The result is not only a personal account par excellence. For along with a heavy dose of bluff humour, the odd stray misogynistic description, and tall (but I suspect in this case entirely truthful) tales. The book is packed with a rich vein of sometimes colourful, often plain irrelevant, but always interesting facts. It also tells the often tragic stories of those involved with objectivity and kindness and without show-boating.
It does what journalism is meant to - gives the reader with no-knowledge of the subject the vital wider context that would be impossible to slot in to five hundred words, told in the voice of a regular at your local pub. But Crilly's inclusion of the occasional conspiratorial gossipy tit-bit, and his often acerbic analysis of the world-view of the situation somehow promises to achieve the difficult balancing act of also amusing the most-jaded old Africa hand.
The book starts as a gloriously honest romp through the area's political landscape. As you would expect it draws heavily on Crilly's experiences as a former freelance journalist in the region, and I found myself laughing and cringing more than once at the frank (and often hilarious) descriptions of his mistakes.
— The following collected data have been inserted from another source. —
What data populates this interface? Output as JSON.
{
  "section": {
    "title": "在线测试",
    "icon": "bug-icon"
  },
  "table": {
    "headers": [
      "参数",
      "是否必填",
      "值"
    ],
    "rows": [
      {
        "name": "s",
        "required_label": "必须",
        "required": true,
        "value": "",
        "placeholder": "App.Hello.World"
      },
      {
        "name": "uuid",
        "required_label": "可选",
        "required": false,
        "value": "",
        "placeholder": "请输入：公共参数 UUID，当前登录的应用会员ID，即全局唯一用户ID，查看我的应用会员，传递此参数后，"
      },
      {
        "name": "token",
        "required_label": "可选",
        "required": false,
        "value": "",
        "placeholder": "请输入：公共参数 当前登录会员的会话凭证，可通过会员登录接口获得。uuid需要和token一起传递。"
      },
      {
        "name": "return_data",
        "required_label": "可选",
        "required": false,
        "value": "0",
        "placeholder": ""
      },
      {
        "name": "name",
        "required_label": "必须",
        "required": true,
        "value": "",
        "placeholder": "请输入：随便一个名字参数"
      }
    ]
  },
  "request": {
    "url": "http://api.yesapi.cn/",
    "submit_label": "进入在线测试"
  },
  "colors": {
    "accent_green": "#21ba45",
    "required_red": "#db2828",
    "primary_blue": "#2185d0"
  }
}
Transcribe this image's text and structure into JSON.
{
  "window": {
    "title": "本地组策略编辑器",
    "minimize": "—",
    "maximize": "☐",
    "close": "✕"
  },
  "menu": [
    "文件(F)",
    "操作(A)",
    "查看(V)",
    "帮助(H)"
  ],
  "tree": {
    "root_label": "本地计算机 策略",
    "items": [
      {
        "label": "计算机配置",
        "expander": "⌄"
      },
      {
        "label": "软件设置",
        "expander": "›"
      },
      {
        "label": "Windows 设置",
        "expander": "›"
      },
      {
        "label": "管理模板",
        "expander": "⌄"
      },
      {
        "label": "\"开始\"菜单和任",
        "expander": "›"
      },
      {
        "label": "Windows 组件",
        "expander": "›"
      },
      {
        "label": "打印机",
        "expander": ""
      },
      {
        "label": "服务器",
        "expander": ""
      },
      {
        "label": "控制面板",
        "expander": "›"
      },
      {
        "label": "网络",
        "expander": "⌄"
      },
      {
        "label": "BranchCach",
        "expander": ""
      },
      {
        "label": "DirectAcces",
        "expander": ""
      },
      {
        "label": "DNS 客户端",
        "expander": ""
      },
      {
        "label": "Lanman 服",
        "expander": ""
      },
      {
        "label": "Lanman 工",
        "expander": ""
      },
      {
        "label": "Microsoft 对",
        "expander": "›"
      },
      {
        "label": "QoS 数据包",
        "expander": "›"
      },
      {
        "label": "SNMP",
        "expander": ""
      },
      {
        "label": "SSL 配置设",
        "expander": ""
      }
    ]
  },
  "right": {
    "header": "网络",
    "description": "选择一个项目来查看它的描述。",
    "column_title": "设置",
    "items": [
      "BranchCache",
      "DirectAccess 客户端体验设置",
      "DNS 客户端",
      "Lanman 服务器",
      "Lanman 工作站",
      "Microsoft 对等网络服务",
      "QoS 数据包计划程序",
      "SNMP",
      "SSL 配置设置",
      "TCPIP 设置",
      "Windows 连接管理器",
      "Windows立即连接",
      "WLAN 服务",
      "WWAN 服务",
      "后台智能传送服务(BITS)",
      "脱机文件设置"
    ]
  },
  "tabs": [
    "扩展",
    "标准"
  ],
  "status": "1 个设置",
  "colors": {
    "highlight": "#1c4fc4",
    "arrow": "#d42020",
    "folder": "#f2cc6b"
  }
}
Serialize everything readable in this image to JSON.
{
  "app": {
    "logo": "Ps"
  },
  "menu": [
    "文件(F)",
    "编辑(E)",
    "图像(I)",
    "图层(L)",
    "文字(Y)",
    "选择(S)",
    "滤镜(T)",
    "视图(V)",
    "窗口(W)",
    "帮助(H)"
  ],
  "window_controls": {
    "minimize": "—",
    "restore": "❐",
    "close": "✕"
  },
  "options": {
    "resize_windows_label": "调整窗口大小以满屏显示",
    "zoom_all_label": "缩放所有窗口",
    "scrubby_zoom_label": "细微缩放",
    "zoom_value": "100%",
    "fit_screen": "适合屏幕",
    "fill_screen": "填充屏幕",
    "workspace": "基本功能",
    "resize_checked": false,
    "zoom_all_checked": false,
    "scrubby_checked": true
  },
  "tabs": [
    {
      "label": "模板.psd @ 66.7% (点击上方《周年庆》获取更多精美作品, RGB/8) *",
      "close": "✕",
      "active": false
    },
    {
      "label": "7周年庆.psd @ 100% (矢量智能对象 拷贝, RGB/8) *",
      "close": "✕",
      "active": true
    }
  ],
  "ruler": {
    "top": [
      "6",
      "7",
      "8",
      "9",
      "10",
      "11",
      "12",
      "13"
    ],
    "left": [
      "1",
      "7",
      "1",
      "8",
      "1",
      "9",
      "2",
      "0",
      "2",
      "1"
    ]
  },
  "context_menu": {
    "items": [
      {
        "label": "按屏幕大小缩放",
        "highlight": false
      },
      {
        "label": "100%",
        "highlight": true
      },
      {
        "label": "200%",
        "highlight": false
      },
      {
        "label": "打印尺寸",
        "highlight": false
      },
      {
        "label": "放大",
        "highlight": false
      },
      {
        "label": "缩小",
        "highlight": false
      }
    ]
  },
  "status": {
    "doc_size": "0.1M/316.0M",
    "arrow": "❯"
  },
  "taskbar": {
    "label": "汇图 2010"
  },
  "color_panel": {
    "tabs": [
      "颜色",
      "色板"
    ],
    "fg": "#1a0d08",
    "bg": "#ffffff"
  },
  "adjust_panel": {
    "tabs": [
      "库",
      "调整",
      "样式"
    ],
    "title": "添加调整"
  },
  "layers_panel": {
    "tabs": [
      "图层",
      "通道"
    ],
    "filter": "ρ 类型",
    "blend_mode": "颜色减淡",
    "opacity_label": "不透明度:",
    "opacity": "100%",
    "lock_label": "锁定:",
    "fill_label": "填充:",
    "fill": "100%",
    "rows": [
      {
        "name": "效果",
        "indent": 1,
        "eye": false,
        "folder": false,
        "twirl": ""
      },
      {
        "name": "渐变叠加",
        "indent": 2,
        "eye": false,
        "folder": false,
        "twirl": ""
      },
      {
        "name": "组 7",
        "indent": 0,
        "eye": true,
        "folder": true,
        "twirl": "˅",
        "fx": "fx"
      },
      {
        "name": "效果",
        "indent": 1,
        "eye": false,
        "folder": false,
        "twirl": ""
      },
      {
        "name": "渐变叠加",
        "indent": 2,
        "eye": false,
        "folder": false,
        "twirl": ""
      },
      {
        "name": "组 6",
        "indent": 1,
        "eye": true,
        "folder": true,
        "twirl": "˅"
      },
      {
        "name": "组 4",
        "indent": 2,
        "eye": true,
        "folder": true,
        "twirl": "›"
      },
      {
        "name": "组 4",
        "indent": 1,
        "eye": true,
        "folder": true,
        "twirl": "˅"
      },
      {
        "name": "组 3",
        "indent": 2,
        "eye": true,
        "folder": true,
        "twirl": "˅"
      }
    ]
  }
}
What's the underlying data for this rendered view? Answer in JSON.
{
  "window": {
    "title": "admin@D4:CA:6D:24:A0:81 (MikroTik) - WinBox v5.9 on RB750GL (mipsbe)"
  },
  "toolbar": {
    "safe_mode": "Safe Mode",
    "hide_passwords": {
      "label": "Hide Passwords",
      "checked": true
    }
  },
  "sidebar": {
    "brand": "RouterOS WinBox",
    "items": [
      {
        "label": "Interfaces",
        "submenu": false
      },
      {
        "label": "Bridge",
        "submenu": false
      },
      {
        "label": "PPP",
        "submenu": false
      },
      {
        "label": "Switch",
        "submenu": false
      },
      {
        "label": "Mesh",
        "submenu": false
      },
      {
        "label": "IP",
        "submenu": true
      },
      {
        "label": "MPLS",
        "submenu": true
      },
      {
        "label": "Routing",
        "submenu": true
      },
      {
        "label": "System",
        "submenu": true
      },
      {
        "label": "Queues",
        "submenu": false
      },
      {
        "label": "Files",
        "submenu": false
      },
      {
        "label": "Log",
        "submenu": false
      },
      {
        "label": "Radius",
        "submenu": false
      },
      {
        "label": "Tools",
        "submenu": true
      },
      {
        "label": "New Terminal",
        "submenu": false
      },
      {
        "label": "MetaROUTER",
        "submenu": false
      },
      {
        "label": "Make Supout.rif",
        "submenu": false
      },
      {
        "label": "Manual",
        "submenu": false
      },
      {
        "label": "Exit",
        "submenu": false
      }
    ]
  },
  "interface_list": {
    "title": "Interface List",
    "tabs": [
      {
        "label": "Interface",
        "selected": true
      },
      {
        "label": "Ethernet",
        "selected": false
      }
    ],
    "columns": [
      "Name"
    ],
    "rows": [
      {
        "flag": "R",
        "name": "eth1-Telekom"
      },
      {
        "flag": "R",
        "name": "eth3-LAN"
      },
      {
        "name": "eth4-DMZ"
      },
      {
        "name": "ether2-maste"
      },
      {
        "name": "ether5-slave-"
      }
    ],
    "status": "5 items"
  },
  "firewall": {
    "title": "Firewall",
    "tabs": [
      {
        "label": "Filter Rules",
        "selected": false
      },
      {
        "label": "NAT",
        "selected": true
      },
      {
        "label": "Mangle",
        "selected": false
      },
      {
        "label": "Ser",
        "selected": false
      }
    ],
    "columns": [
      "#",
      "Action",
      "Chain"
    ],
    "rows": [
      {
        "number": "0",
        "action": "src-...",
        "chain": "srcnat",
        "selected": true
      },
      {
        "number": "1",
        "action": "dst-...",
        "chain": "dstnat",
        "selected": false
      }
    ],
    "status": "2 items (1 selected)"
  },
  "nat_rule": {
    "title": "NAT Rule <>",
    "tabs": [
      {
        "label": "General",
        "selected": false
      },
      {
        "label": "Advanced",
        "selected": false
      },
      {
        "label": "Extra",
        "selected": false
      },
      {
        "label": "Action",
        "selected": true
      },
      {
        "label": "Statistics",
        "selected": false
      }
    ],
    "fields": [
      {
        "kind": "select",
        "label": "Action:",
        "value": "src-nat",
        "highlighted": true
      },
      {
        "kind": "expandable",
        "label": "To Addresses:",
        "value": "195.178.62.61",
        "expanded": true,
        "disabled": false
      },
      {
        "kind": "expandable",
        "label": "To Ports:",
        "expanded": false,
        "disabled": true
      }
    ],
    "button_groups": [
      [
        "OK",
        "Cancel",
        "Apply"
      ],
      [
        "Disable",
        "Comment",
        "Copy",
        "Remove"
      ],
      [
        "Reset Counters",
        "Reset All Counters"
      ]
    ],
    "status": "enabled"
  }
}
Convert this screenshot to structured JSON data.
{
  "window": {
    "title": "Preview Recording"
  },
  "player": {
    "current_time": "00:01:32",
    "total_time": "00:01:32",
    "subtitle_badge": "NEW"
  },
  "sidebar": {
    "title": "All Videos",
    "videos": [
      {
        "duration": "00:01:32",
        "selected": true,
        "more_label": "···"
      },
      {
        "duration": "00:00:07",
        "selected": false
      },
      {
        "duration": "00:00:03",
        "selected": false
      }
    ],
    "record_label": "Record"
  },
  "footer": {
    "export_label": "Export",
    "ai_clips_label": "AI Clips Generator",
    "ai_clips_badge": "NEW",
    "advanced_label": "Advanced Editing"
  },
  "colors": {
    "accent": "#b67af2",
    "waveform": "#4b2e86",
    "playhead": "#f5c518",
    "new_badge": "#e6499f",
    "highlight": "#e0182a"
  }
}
Mistakes which to those outside the situation might seem silly, but which are all too recognisable to anyone who has ever experienced the potent frustration of trying to operate in the infernal dichotomy that exists when rigid UK deadlines meet immeasurable `African time'.
But worked in with the buffoonery and bluster, there are also some serious, and important messages. The book challenges the status quo. It forces the reader to consider debates which I suspect would rage in private between intellectuals, aid workers, and journalists all over the region if everyone wasn't so scared of being kicked out.